Search-Time Data Contamination

Data contamination traditionally refers to the leakage of evaluation data into model training data, resulting in overfitting to supposedly held-out test sets and compromising test validity. We identify an analogous issue—search- time contamination (STC)—in evaluating search-based LLM agents which use tools to gather information from online sources when answering user queries. STC occurs when the retrieval step surfaces a source containing the test question (or a near-duplicate) alongside its answer, enabling agents to copy rather than genuinely infer or reason, undermining benchmark integrity.

We find that HuggingFace, an online platform hosting evaluation datasets, appears among retrieved sources in search-based agent logs. Consequently, agents often explicitly acknowledge discovering question-answer pairs from HuggingFace within their reasoning chains. On three commonly used capability benchmarks—Humanity’s Last Exam (HLE), SimpleQA, and GPQA—we demonstrate that for approximately 3% of questions, search-based agents directly find the datasets with ground truth labels on HuggingFace.
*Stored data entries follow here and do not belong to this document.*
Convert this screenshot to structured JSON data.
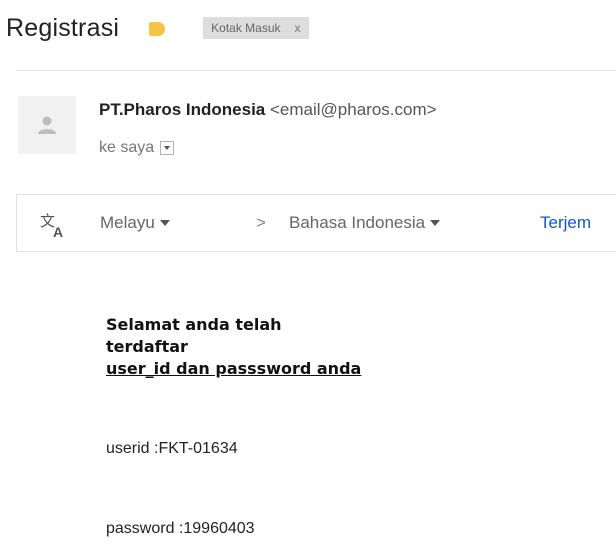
{
  "email": {
    "subject": "Registrasi",
    "label": "Kotak Masuk",
    "label_close": "x",
    "sender_name": "PT.Pharos Indonesia",
    "sender_email": "<email@pharos.com>",
    "recipient": "ke saya"
  },
  "translate_bar": {
    "source_language": "Melayu",
    "arrow": ">",
    "target_language": "Bahasa Indonesia",
    "translate_link": "Terjem"
  },
  "body": {
    "line1": "Selamat anda telah",
    "line2": "terdaftar",
    "line3": "user_id dan passsword anda",
    "userid": "userid :FKT-01634",
    "password": "password :19960403"
  },
  "colors": {
    "label_icon": "#f6c445",
    "link": "#1155cc"
  },
  "icons": [
    "label-tag-icon",
    "avatar-person-icon",
    "dropdown-icon",
    "translate-icon",
    "chevron-right-icon"
  ]
}
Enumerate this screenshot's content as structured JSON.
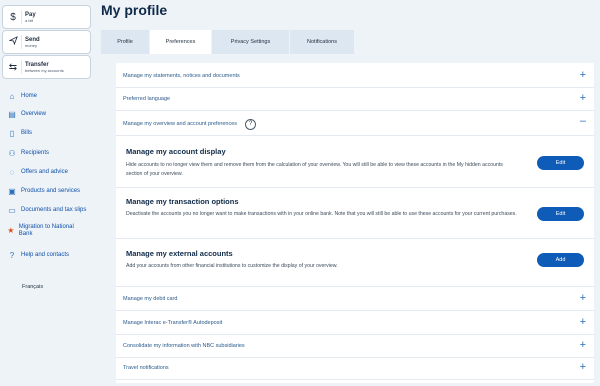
{
  "sidebar": {
    "actions": [
      {
        "title": "Pay",
        "subtitle": "a bill",
        "icon": "dollar-icon"
      },
      {
        "title": "Send",
        "subtitle": "money",
        "icon": "paper-plane-icon"
      },
      {
        "title": "Transfer",
        "subtitle": "between my accounts",
        "icon": "transfer-arrows-icon"
      }
    ],
    "nav": [
      {
        "label": "Home",
        "icon": "home-icon"
      },
      {
        "label": "Overview",
        "icon": "overview-icon"
      },
      {
        "label": "Bills",
        "icon": "bill-icon"
      },
      {
        "label": "Recipients",
        "icon": "recipients-icon"
      },
      {
        "label": "Offers and advice",
        "icon": "offers-icon"
      },
      {
        "label": "Products and services",
        "icon": "products-icon"
      },
      {
        "label": "Documents and tax slips",
        "icon": "folder-icon"
      },
      {
        "label": "Migration to National Bank",
        "icon": "migration-icon"
      },
      {
        "label": "Help and contacts",
        "icon": "help-icon"
      }
    ],
    "language": "Français"
  },
  "page": {
    "title": "My profile"
  },
  "tabs": [
    "Profile",
    "Preferences",
    "Privacy Settings",
    "Notifications"
  ],
  "active_tab": "Preferences",
  "sections": {
    "statements": "Manage my statements, notices and documents",
    "language": "Preferred language",
    "overview": "Manage my overview and account preferences",
    "debit": "Manage my debit card",
    "interac": "Manage Interac e-Transfer® Autodeposit",
    "consolidate": "Consolidate my information with NBC subsidiaries",
    "travel": "Travel notifications"
  },
  "subsections": {
    "display": {
      "title": "Manage my account display",
      "desc": "Hide accounts to no longer view them and remove them from the calculation of your overview. You will still be able to view these accounts in the My hidden accounts section of your overview.",
      "button": "Edit"
    },
    "transaction": {
      "title": "Manage my transaction options",
      "desc": "Deactivate the accounts you no longer want to make transactions with in your online bank. Note that you will still be able to use these accounts for your current purchases.",
      "button": "Edit"
    },
    "external": {
      "title": "Manage my external accounts",
      "desc": "Add your accounts from other financial institutions to customize the display of your overview.",
      "button": "Add"
    }
  },
  "colors": {
    "accent": "#0f5bb8",
    "link": "#2a5a8c",
    "nav": "#0f4fa8"
  }
}
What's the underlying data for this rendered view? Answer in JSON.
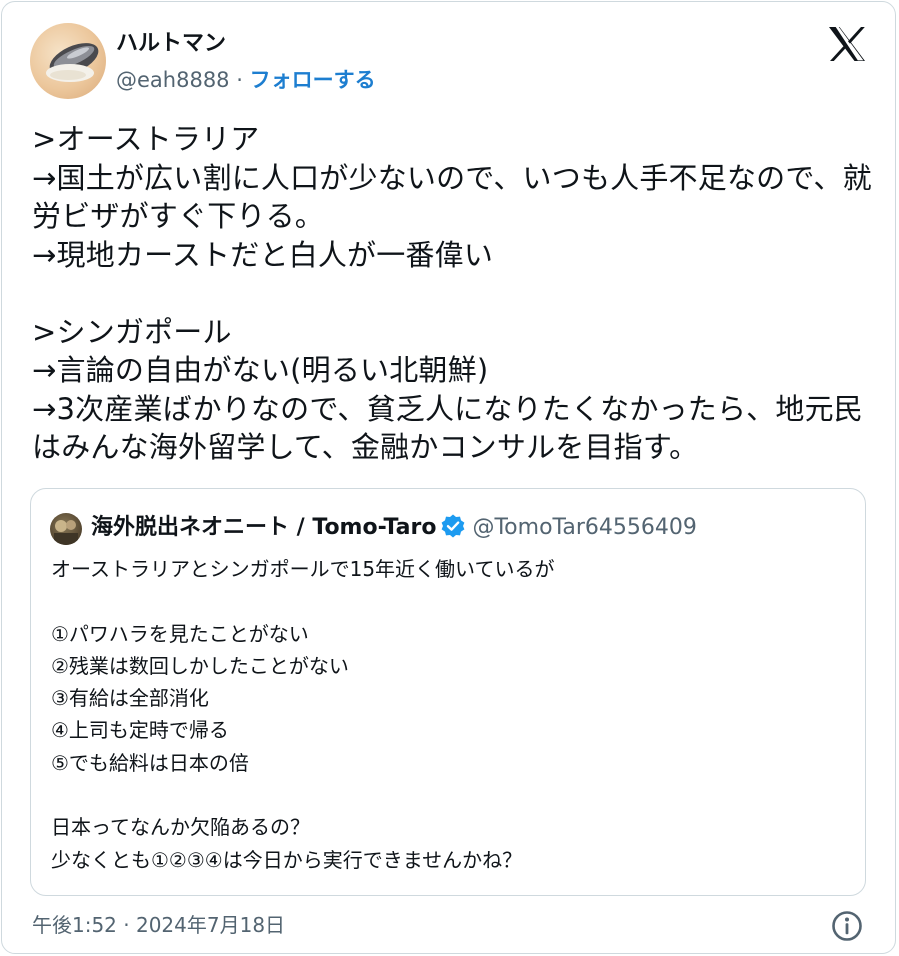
{
  "author": {
    "display_name": "ハルトマン",
    "handle": "@eah8888",
    "separator": "·",
    "follow_label": "フォローする"
  },
  "tweet": {
    "text": ">オーストラリア\n→国土が広い割に人口が少ないので、いつも人手不足なので、就労ビザがすぐ下りる。\n→現地カーストだと白人が一番偉い\n\n>シンガポール\n→言論の自由がない(明るい北朝鮮)\n→3次産業ばかりなので、貧乏人になりたくなかったら、地元民はみんな海外留学して、金融かコンサルを目指す。"
  },
  "quoted_tweet": {
    "display_name": "海外脱出ネオニート / Tomo-Taro",
    "handle": "@TomoTar64556409",
    "text": "オーストラリアとシンガポールで15年近く働いているが\n\n①パワハラを見たことがない\n②残業は数回しかしたことがない\n③有給は全部消化\n④上司も定時で帰る\n⑤でも給料は日本の倍\n\n日本ってなんか欠陥あるの？\n少なくとも①②③④は今日から実行できませんかね？"
  },
  "timestamp": "午後1:52 · 2024年7月18日",
  "colors": {
    "accent": "#1d9bf0",
    "follow": "#1d7ed0",
    "muted": "#536471",
    "border": "#cfd9de",
    "text": "#0f1419"
  },
  "icons": {
    "brand": "x-logo-icon",
    "verified": "verified-badge-icon",
    "info": "info-icon"
  }
}
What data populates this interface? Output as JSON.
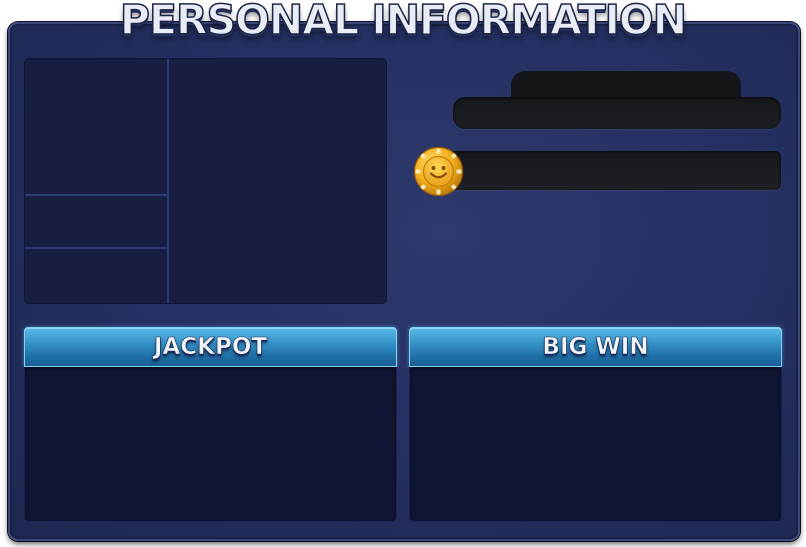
{
  "title": "PERSONAL INFORMATION",
  "tabs": [
    {
      "label": "JACKPOT"
    },
    {
      "label": "BIG WIN"
    }
  ],
  "icons": {
    "coin": "coin-icon"
  },
  "colors": {
    "frame": "#253164",
    "tab_header": "#3592c8",
    "panel_dark": "#101634",
    "coin_gold": "#f2b01e"
  }
}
As a result, accuracy on the contaminated subset shows non-trivial gains on HLE and SimpleQA. While 3% is perhaps only significant for frontier benchmarks like HLE (e.g. 1% change can change the overall ranking), it is more important to highlight that we cannot fully trust the evaluation results as we did when evaluating the models without online access. When millions of evaluation queries target the same benchmark, even small, repeated leaks can accelerate the benchmark’s obsolescence, shortening its intended lifecycle.

After HuggingFace is blocked, we observe a drop in accuracy on the contaminated subset of approximately 15%. We further show through ablation experiments that publicly accessible evaluation datasets on HuggingFace may not be the sole source of STC. To this end, we conclude by proposing best practices for benchmark design and result reporting to address this novel form of leakage and ensure trustworthy evaluation of search-based LLM agents. To facilitate the auditing of evaluation results, we also publicly release the complete logs from our experiments.